Jamais je n'ai vu pareille haine. J'ai pourtant entendu Chirac déblatérer sur Giscard, ou Mitterrand sur Rocard, les narines tremblantes, j'allais dire fumantes, la voix étranglée d'indignation, émettant tour à tour des sifflements et des halètements, avec une sorte de houle intérieure qui les tordait et des yeux qui fusillaient méchamment une cible imaginaire, juste derrière moi. J'ai essuyé ainsi bien des postillons mousseux sur ma chemise et parfois sur le visage, tant il est vrai que la hargne, quand elle se déchaîne, est toujours humide sinon poisseuse.

Jamais je n'ai vu une haine aussi violente que celle qui oppose, depuis plusieurs années, Nicolas Sarkozy et Dominique de Villepin. Il n'y a pas de nom pour ça : il faudrait l'inventer. Ils se déprisent, pour parler vieux français. En petit comité, ils se traitent mutuellement de « fou », de « schizophrène », de « salopard », de « pourri », d'« irresponsable » et d'autres qualificatifs de ce genre. Sans parler des adjectifs sur le physique. Avec l'affaire Clearstream, leur querelle a connu un paroxysme d'où ensuite elle n'est plus descendue.

Une affaire ridicule, montée par des esprits dérangés, pour nous faire croire que Nicolas Sarkozy avait, comme d'autres personnalités, un compte en banque secret au Luxembourg. La machination, échafaudée à la fin des années Chirac, a fait long feu.

Même si rien ne le prouve, Nicolas Sarkozy a toujours pensé, en son for intérieur, que Dominique de Villepin avait partie liée avec les comploteurs qui étaient tous des connaissances. On est pourtant en droit de penser que ce dernier s'est simplement contenté, quand il en a eu vent, de chercher à en tirer un bénéfice politique, c'est-à-dire à l'exploiter.

On est là dans la basse politique où clapotent les rebuts et les rognures du système. On a du mal à comprendre pourquoi, une fois élu, Sarkozy n'a pas détourné son regard de ce cloaque pour prendre de la hauteur et tendre la main au rival carbonisé.
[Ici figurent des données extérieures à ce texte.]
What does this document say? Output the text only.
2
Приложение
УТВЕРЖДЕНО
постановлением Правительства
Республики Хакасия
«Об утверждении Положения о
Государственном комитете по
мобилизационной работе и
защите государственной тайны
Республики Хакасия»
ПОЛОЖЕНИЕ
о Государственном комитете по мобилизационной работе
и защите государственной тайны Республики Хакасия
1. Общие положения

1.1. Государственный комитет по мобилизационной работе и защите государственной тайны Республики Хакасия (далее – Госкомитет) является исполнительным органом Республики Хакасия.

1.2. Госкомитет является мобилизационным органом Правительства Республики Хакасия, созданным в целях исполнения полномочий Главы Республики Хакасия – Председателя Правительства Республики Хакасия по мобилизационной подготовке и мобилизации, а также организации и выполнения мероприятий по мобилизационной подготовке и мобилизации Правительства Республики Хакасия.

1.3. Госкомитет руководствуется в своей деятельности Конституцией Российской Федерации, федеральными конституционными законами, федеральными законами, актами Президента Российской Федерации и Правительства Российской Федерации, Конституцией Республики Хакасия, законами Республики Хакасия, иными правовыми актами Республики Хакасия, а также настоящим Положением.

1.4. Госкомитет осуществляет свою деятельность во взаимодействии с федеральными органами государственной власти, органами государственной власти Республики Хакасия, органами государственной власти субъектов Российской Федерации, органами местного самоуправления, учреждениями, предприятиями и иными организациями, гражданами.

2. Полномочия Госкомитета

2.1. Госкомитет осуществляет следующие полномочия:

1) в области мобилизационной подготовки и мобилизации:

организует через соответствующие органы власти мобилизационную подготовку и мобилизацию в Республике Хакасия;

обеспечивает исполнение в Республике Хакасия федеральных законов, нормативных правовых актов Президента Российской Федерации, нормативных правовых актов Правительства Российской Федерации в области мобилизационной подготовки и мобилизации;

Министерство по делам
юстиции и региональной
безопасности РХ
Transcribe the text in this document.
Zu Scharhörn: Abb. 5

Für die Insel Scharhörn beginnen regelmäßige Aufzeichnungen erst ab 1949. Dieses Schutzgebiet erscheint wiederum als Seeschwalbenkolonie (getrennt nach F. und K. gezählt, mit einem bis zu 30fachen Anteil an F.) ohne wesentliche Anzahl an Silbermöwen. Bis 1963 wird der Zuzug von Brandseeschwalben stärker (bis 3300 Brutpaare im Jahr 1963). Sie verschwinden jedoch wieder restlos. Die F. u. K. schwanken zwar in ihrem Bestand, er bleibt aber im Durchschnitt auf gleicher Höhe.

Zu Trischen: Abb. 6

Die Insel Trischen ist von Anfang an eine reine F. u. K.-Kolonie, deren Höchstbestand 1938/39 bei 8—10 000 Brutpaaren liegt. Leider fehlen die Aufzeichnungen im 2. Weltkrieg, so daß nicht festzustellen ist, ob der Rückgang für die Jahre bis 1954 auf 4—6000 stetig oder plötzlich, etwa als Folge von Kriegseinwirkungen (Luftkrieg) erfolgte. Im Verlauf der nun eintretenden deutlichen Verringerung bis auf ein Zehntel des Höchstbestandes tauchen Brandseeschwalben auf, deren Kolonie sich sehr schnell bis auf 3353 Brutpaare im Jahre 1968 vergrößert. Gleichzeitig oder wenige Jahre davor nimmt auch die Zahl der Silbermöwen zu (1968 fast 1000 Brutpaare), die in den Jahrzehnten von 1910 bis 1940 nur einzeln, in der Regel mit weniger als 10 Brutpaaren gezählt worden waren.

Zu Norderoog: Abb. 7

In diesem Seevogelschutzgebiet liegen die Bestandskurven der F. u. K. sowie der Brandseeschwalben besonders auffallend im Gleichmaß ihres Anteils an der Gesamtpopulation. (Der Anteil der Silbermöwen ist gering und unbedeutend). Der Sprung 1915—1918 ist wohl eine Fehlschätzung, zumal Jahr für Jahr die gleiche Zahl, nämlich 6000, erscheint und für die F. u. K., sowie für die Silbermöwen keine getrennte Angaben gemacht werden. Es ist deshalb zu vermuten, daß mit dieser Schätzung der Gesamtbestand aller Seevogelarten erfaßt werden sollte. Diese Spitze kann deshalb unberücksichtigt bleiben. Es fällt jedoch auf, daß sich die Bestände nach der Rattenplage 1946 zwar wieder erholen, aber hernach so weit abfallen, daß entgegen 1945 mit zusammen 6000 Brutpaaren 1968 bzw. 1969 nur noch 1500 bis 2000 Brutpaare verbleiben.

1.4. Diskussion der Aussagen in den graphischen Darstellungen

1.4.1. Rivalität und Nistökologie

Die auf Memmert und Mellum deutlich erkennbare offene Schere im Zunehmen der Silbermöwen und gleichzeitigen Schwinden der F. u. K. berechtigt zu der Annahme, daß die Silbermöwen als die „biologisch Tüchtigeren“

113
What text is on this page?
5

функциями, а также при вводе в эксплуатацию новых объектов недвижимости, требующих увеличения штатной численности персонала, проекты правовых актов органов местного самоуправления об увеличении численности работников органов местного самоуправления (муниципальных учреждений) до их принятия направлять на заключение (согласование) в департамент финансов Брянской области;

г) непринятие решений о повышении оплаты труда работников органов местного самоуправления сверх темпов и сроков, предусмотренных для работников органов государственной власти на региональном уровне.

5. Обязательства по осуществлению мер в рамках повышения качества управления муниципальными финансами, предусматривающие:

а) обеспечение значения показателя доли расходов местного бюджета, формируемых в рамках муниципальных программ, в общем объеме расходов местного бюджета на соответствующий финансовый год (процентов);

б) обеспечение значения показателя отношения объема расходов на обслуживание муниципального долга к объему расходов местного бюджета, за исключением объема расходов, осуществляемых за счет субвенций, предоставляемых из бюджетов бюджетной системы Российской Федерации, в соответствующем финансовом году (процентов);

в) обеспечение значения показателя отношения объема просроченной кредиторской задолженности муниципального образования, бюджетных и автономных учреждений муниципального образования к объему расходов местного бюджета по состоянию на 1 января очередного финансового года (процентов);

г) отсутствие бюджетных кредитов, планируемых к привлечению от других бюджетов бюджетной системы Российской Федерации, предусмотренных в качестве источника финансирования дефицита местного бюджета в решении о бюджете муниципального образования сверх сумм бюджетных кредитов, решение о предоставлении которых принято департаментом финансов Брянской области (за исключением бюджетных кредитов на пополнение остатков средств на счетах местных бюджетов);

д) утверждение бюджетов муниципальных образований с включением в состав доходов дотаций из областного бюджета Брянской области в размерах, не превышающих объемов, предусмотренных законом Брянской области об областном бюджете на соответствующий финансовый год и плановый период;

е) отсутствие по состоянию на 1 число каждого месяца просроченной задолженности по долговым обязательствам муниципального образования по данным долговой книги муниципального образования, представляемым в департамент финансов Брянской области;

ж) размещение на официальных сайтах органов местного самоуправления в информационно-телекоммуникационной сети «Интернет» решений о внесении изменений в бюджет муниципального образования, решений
C'eût été de la bonne politique. Au lieu de quoi, il a tisonné la haine. Il l'a tellement tisonnée qu'on peut se demander s'il ne croit pas que Villepin est un adversaire dangereux qu'il veut mettre définitivement hors d'état de nuire.

Un jour, alors que Nicolas Sarkozy était encore le ministre de l'Intérieur de Dominique de Villepin, il avait fait à ce dernier cette confidence en forme de parabole :

« J'ai eu un chien, une fois, un labrador. Un animal très beau, très intelligent, mais intenable. Un mâle dominant, m'avait prévenu le vétérinaire. »

Un sourire, puis :

« Voyez-vous, Dominique, j'ai dû m'en séparer. Il ne faut jamais laisser deux mâles dominants dans le même endroit et, aujourd'hui, le mâle dominant, c'est moi23. »

Après son élection, le « mâle dominant » a tout de suite proposé à Villepin une circonscription ou un poste à Bruxelles. Sans succès. En vertu de la vieille règle selon laquelle il vaut toujours mieux avoir les ennemis à l'intérieur plutôt qu'à l'extérieur, quelques-uns de ses amis lui ont suggéré de donner à l'ancien chef du gouvernement un ministère prestigieux mais sans marge de manœuvre, comme la Défense. Sarkozy les a écoutés, mais ne les a pas entendus. Au contraire, son naturel vindicatif a vite repris le dessus. Après s'être constitué partie civile en 2006 contre les pieds nickelés qui ont échafaudé la « conspiration Clearstream », il a décidé de ne pas se désister et d'aller jusqu'au bout avec des arguments qui ne sont certes pas ceux d'un président : « On a voulu me salir, me détruire ! Si vous retrouviez votre nom sur le fichier d'une banque où vous n'avez jamais mis les pieds, vous n'auriez pas envie de savoir qui vous y a mis ? »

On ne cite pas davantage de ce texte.